Ellie turned on the burner under her pot of mushroom barley soup. When Lawrence stood close behind her, she stiffened. She turned her head, looked past Lawrence and saw Seymour in the hallway looking small and dejected. Her heart wept.
“Oh that,” Ellie said. She stirred the soup. Holding the wooden spoon, she flexed her wrist sending soup drops out into the air. Lawrence stepped away. “We owe a few people a little money. They know we plan to pay them back.” She batted the air with the spoon as if she were batting the debt away.

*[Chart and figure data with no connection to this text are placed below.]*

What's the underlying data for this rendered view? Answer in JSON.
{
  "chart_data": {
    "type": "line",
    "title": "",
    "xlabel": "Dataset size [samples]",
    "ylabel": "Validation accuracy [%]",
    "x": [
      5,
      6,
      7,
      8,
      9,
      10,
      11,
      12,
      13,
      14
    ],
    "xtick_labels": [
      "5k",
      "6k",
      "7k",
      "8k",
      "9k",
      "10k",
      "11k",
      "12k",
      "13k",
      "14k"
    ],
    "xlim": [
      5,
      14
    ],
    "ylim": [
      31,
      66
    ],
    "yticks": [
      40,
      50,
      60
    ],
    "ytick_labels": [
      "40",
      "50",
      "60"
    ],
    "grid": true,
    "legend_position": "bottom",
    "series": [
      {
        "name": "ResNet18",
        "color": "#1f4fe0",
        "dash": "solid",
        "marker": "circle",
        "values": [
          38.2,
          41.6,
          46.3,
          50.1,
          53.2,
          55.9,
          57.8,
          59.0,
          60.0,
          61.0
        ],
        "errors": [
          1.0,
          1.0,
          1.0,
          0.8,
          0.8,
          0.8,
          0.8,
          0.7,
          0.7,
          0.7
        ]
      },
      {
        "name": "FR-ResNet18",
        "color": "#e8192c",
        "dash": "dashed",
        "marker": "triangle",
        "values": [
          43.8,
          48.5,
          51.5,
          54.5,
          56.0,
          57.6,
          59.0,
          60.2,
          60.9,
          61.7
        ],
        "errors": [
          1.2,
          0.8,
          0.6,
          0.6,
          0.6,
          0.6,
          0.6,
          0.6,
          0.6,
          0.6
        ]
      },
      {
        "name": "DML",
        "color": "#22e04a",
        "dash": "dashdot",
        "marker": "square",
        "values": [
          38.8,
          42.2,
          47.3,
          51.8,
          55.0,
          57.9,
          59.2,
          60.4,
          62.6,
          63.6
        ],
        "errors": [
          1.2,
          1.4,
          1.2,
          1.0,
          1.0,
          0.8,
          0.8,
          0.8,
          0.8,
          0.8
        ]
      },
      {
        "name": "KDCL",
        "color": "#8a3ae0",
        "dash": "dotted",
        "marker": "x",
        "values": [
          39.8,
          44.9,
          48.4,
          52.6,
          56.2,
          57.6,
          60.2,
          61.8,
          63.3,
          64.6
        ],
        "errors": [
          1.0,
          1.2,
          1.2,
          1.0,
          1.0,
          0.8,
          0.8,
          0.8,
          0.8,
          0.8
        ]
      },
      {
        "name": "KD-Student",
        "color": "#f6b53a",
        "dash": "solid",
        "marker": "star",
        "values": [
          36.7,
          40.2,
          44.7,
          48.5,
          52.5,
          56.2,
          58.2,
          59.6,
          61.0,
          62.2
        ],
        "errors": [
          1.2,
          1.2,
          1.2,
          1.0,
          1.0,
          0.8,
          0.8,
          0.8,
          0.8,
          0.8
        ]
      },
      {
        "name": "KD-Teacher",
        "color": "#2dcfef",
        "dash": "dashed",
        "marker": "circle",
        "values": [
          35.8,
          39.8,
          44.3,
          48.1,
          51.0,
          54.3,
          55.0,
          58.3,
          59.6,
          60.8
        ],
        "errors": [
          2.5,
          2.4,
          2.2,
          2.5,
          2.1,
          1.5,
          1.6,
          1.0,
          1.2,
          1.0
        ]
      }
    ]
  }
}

“How, Mom?” Judith asked. She crossed and uncrossed her legs. “You don’t make enough money to pay your current bills. Not to mention the money you owe Lawrence and me.”
Ellie felt sabotaged. Attacks now from two directions.
“I can’t believe you discussed this with the Rabbi,” Seymour said, entering the kitchen. “Our finances are neither his nor your concern. Besides…”
“Don’t say it, Dad. I don’t want to hear that Hashem looks out for you,” Lawrence said. He ran his fingers through his thinning hair. “Your financial situation became our concern when Judith and I paid one bill after another of yours over the past few years, not to mention how we bailed out the business before you closed it.”
“You’re running out of friends to ask for money,” Judith said. “The Rabbi said people at the shul are already shunning you.”
“That’s not true,” Ellie said. She looked at Seymour but couldn’t read his face. She didn’t like the way her children were talking to them. Especially Lawrence. They had never acted resentful before when Ellie and Seymour had asked for money to tide them over. Why the change now? She looked into Lawrence’s eyes only to have him look away.
“Honey, is everything okay at home?” Ellie placed a hot bowl of soup in front of Lawrence. “With Sheri? And the kids?”